Private equity firms don’t hire in the huge volumes people have come to associate with the talent shortage in China’s financial services sector. And when they do recruit, they have very specific requirements in terms of background and skill sets.
Headhunters estimate that the most active private equity recruiter in China is probably CICC, the Chinese joint-venture investment bank which only started its PE practice in 2007. The large US private equity houses, such as Carlyle Group, The Blackstone Group and KKR, are also doing some hiring.
However, for investment bankers wanting their big break into PE, mainland China remains a tough employment market. Firms are unlikely to consider candidates who do not have prior PE experience. They generally prefer to poach from each other, according to Eunice Ng, director of Avanza Consulting.
They also seek people with precise industry exposure, says Ng. For example, if a firm is hiring a minerals-sector specialist in China, the candidate must have either worked in a state-owned enterprise, or focussed specifically on minerals in another PE fund.
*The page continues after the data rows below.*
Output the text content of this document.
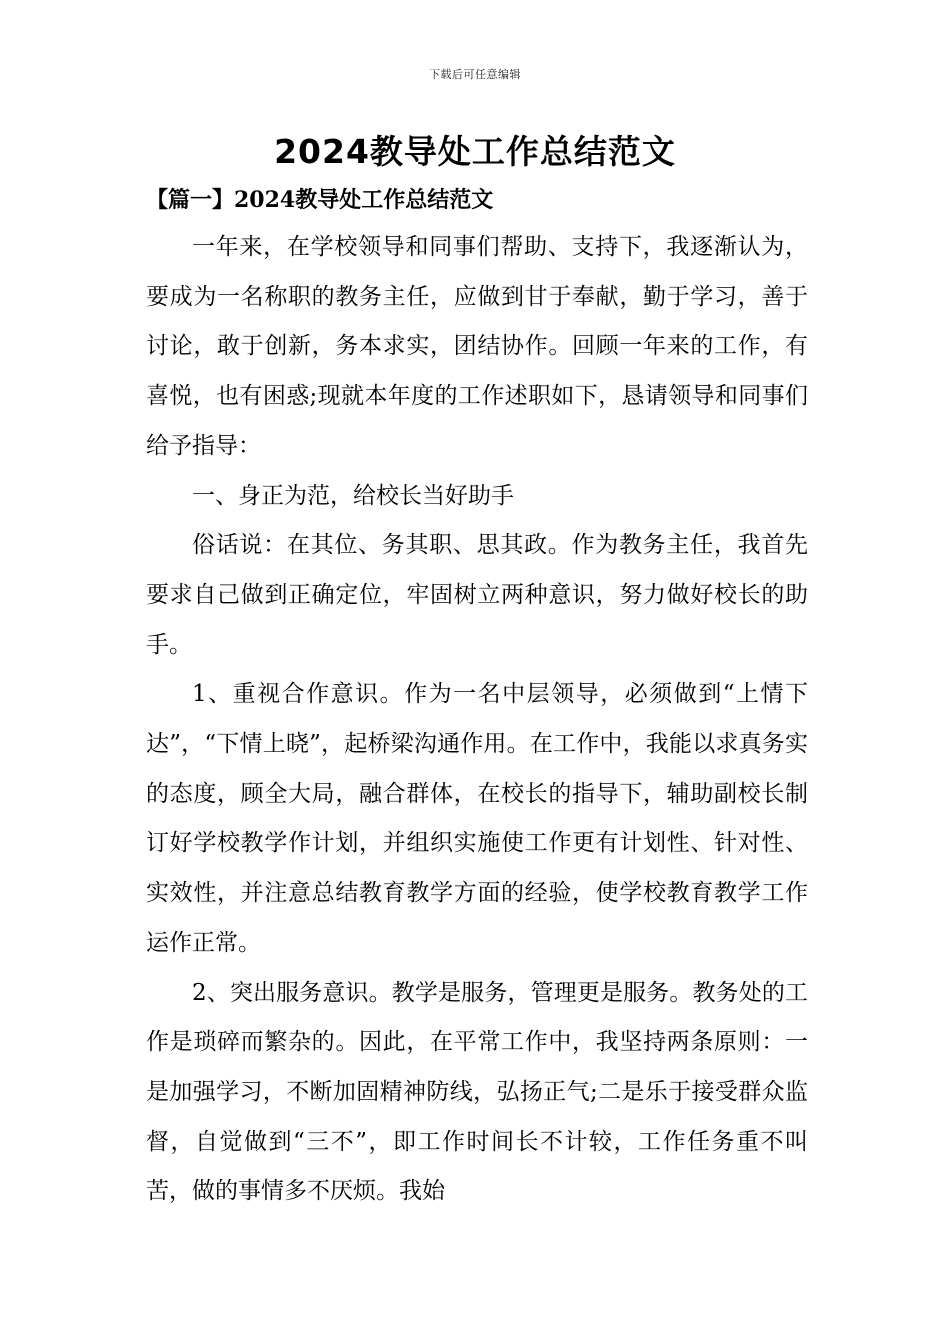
下载后可任意编辑
2024教导处工作总结范文
【篇一】2024教导处工作总结范文

一年来，在学校领导和同事们帮助、支持下，我逐渐认为，要成为一名称职的教务主任，应做到甘于奉献，勤于学习，善于讨论，敢于创新，务本求实，团结协作。回顾一年来的工作，有喜悦，也有困惑;现就本年度的工作述职如下，恳请领导和同事们给予指导：

一、身正为范，给校长当好助手

俗话说：在其位、务其职、思其政。作为教务主任，我首先要求自己做到正确定位，牢固树立两种意识，努力做好校长的助手。

1、重视合作意识。作为一名中层领导，必须做到“上情下达”，“下情上晓”，起桥梁沟通作用。在工作中，我能以求真务实的态度，顾全大局，融合群体，在校长的指导下，辅助副校长制订好学校教学作计划，并组织实施使工作更有计划性、针对性、实效性，并注意总结教育教学方面的经验，使学校教育教学工作运作正常。

2、突出服务意识。教学是服务，管理更是服务。教务处的工作是琐碎而繁杂的。因此，在平常工作中，我坚持两条原则：一是加强学习，不断加固精神防线，弘扬正气;二是乐于接受群众监督，自觉做到“三不”，即工作时间长不计较，工作任务重不叫苦，做的事情多不厌烦。我始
“There’s constant hiring in private equity, but it changes from one sector to another. If the infrastructure business is good, then everyone would focus on that. People follow the money,” says Cherol Cheuk, director of banking at Hudson.
She adds that currently private equity funds are putting their efforts into taking on professionals with experience in either infrastructure or natural resources.
Ng predicts that hiring will steadily increase over the next few years, as investment funds continue to flow into China.
A recent survey by UK-based secondaries investor Coller Capital found that China is expected to witness the highest ever increase in private equity investments from new and existing investors over the next two years.